Numb You still get the surge of notifications, but now they annoy you. Those notifications sound like wake up alarms, making you turn on “Do Not Disturb” 24/7. How ironic. That something as simple as your phone lighting up your bedroom had excited you. You finally settle into a solitary life. Wake-up, study, like some posts, snap, shower, and repeat. It isn’t exciting, but it’s enough. You still meet new people. The constant “what are you doing” texts you always wanted are now unwanted. You don’t even want to start replying to texts that will stretch into a morning of sleepdeprivation. They are the exact opposite of perfect. You hate how her voice is so high, something about her mannerisms feels off and her values are subpar. You pull the go-to text “I’m busy on Saturday,” and you are, but you’re just trying to avoid feeling anything by experiencing emotional work by yourself. Uploading pictures for the random DMs of compliments, commenting on your friend’s post to hype her flopping visuals. It’s not new. Remember? You’re a veteran and it’s comforting to know you’re not phased by the ups and downs of a friendship anymore.
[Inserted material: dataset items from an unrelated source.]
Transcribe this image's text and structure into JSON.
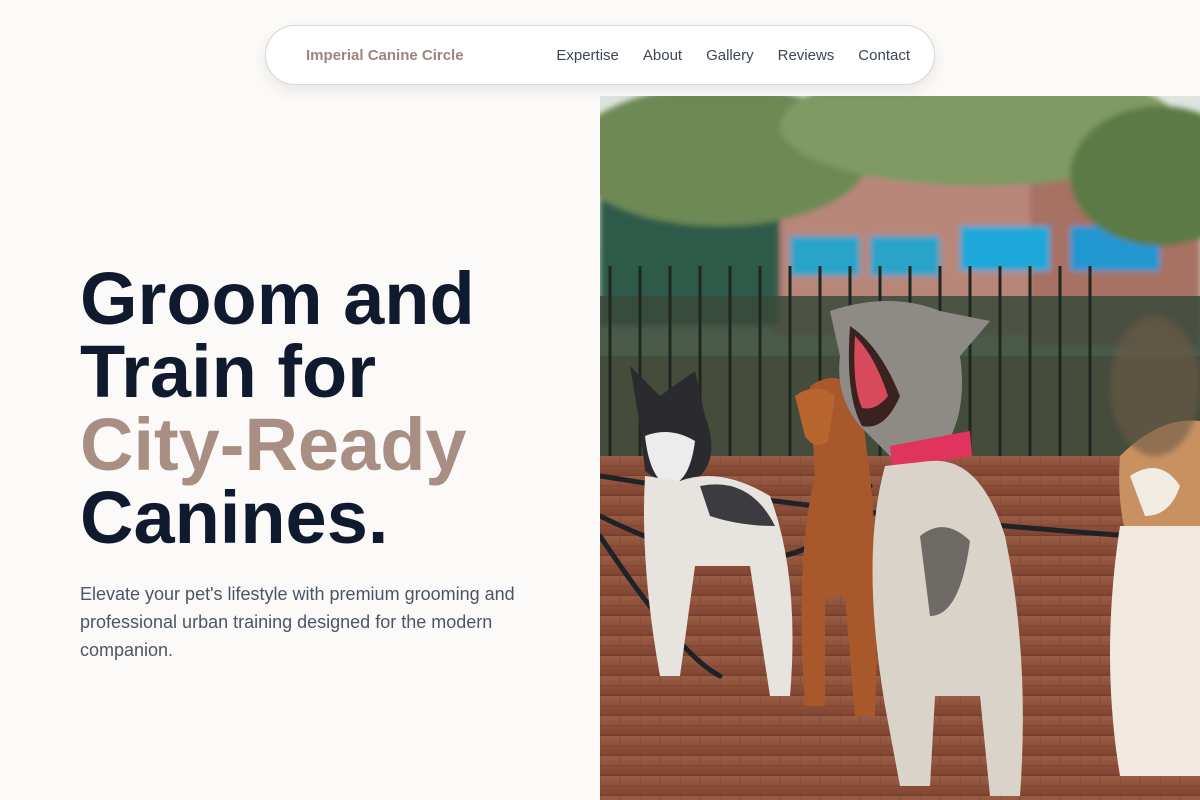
{
  "nav": {
    "brand": "Imperial Canine Circle",
    "links": [
      "Expertise",
      "About",
      "Gallery",
      "Reviews",
      "Contact"
    ]
  },
  "hero": {
    "headline_line1": "Groom and",
    "headline_line2": "Train for",
    "headline_accent": "City-Ready",
    "headline_line4": "Canines.",
    "subtitle": "Elevate your pet's lifestyle with premium grooming and professional urban training designed for the modern companion."
  },
  "colors": {
    "background": "#fcfaf8",
    "brand": "#9e857b",
    "accent": "#a88e83",
    "heading": "#101a2e",
    "body_text": "#4b5566"
  }
}
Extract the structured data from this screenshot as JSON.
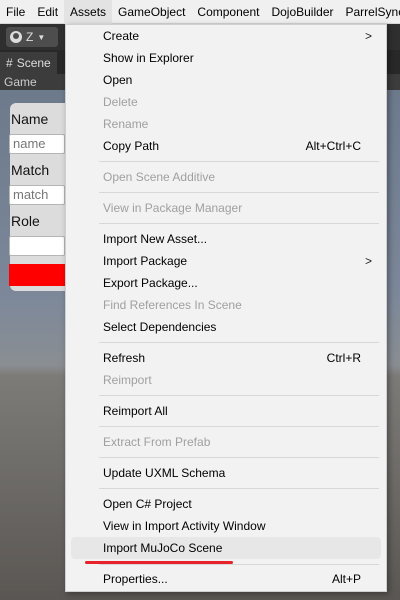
{
  "menubar": {
    "items": [
      "File",
      "Edit",
      "Assets",
      "GameObject",
      "Component",
      "DojoBuilder",
      "ParrelSync"
    ]
  },
  "toolbar": {
    "account_label": "Z"
  },
  "scene_tab": {
    "label": "Scene"
  },
  "game_tab": {
    "label": "Game"
  },
  "panel": {
    "name_label": "Name",
    "name_placeholder": "name",
    "match_label": "Match",
    "match_placeholder": "match",
    "role_label": "Role"
  },
  "context_menu": {
    "create": "Create",
    "show_in_explorer": "Show in Explorer",
    "open": "Open",
    "delete": "Delete",
    "rename": "Rename",
    "copy_path": "Copy Path",
    "copy_path_shortcut": "Alt+Ctrl+C",
    "open_scene_additive": "Open Scene Additive",
    "view_in_package_manager": "View in Package Manager",
    "import_new_asset": "Import New Asset...",
    "import_package": "Import Package",
    "export_package": "Export Package...",
    "find_references": "Find References In Scene",
    "select_dependencies": "Select Dependencies",
    "refresh": "Refresh",
    "refresh_shortcut": "Ctrl+R",
    "reimport": "Reimport",
    "reimport_all": "Reimport All",
    "extract_from_prefab": "Extract From Prefab",
    "update_uxml_schema": "Update UXML Schema",
    "open_csharp_project": "Open C# Project",
    "view_import_activity": "View in Import Activity Window",
    "import_mujoco_scene": "Import MuJoCo Scene",
    "properties": "Properties...",
    "properties_shortcut": "Alt+P",
    "submenu_arrow": ">"
  },
  "colors": {
    "accent_red": "#ff0000",
    "underline_red": "#e8222a"
  }
}
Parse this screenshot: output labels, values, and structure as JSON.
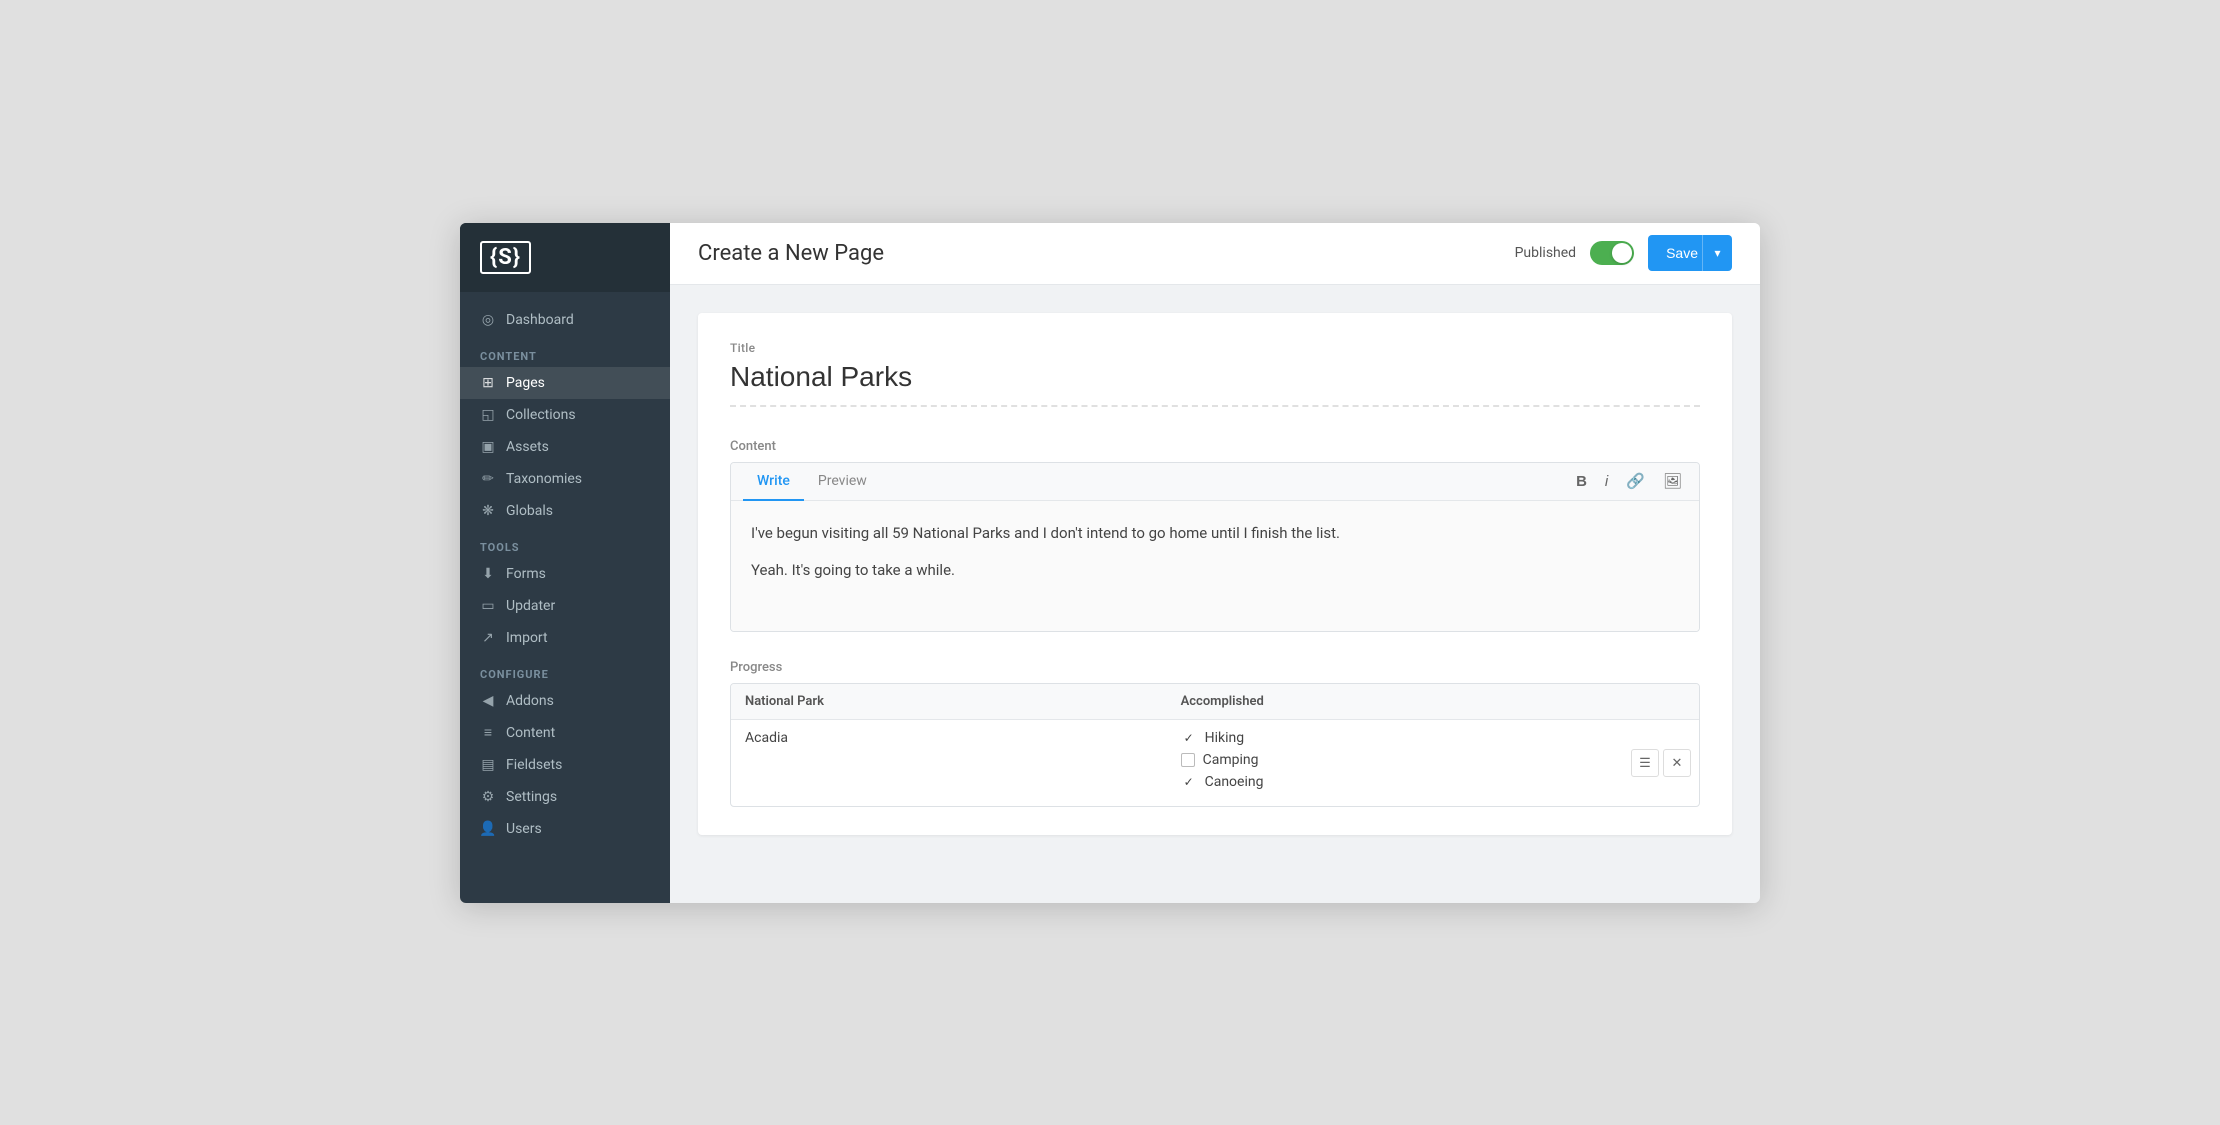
{
  "sidebar": {
    "logo": "{S}",
    "nav": {
      "dashboard": {
        "label": "Dashboard",
        "icon": "◎"
      },
      "content_section_label": "CONTENT",
      "items_content": [
        {
          "label": "Pages",
          "icon": "⊞",
          "active": true
        },
        {
          "label": "Collections",
          "icon": "◱"
        },
        {
          "label": "Assets",
          "icon": "▣"
        },
        {
          "label": "Taxonomies",
          "icon": "✏"
        },
        {
          "label": "Globals",
          "icon": "❋"
        }
      ],
      "tools_section_label": "TOOLS",
      "items_tools": [
        {
          "label": "Forms",
          "icon": "⬇"
        },
        {
          "label": "Updater",
          "icon": "▭"
        },
        {
          "label": "Import",
          "icon": "↗"
        }
      ],
      "configure_section_label": "CONFIGURE",
      "items_configure": [
        {
          "label": "Addons",
          "icon": "◀"
        },
        {
          "label": "Content",
          "icon": "≡"
        },
        {
          "label": "Fieldsets",
          "icon": "▤"
        },
        {
          "label": "Settings",
          "icon": "⚙"
        },
        {
          "label": "Users",
          "icon": "👤"
        }
      ]
    }
  },
  "topbar": {
    "title": "Create a New Page",
    "published_label": "Published",
    "save_label": "Save",
    "toggle_on": true
  },
  "form": {
    "title_label": "Title",
    "title_value": "National Parks",
    "content_label": "Content",
    "editor_tabs": [
      "Write",
      "Preview"
    ],
    "active_tab": "Write",
    "editor_toolbar": [
      "B",
      "i",
      "🔗",
      "🖼"
    ],
    "body_lines": [
      "I've begun visiting all 59 National Parks and I don't intend to go home until I finish the list.",
      "Yeah. It's going to take a while."
    ],
    "progress_label": "Progress",
    "progress_columns": [
      "National Park",
      "Accomplished"
    ],
    "progress_rows": [
      {
        "park": "Acadia",
        "accomplished": [
          {
            "label": "Hiking",
            "checked": true
          },
          {
            "label": "Camping",
            "checked": false
          },
          {
            "label": "Canoeing",
            "checked": true
          }
        ]
      }
    ]
  },
  "colors": {
    "accent": "#2196F3",
    "toggle_on": "#4caf50",
    "sidebar_bg": "#2d3a45",
    "sidebar_active_bg": "#243038"
  }
}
Hope Then you meet him. After the first moments of neglect and ignorance, you stumble upon a sudden convergence of reality and imagination. Have you ever felt this before? What’s even more confusing is that you are starving, sleep deprived, and you corroded the idea of faith into apathy and doubt. None of that matters anymore. As you listen to his story and watch his passions about quantum physics unfold at 3 a.m., you feel something igniting in you so deep that it can’t be described. It’s like the warmth of a fireplace in the middle of a snowstorm. You continue noting his quirks, his crooked humor, and the uncanny resemblances in the crevices of your personality. Every moment makes the sand in the hourglass flow continuously. You develop a curiosity for hope which is now tangible in a place where space and time exists. That’s when you realize. Will we still be friends after two months?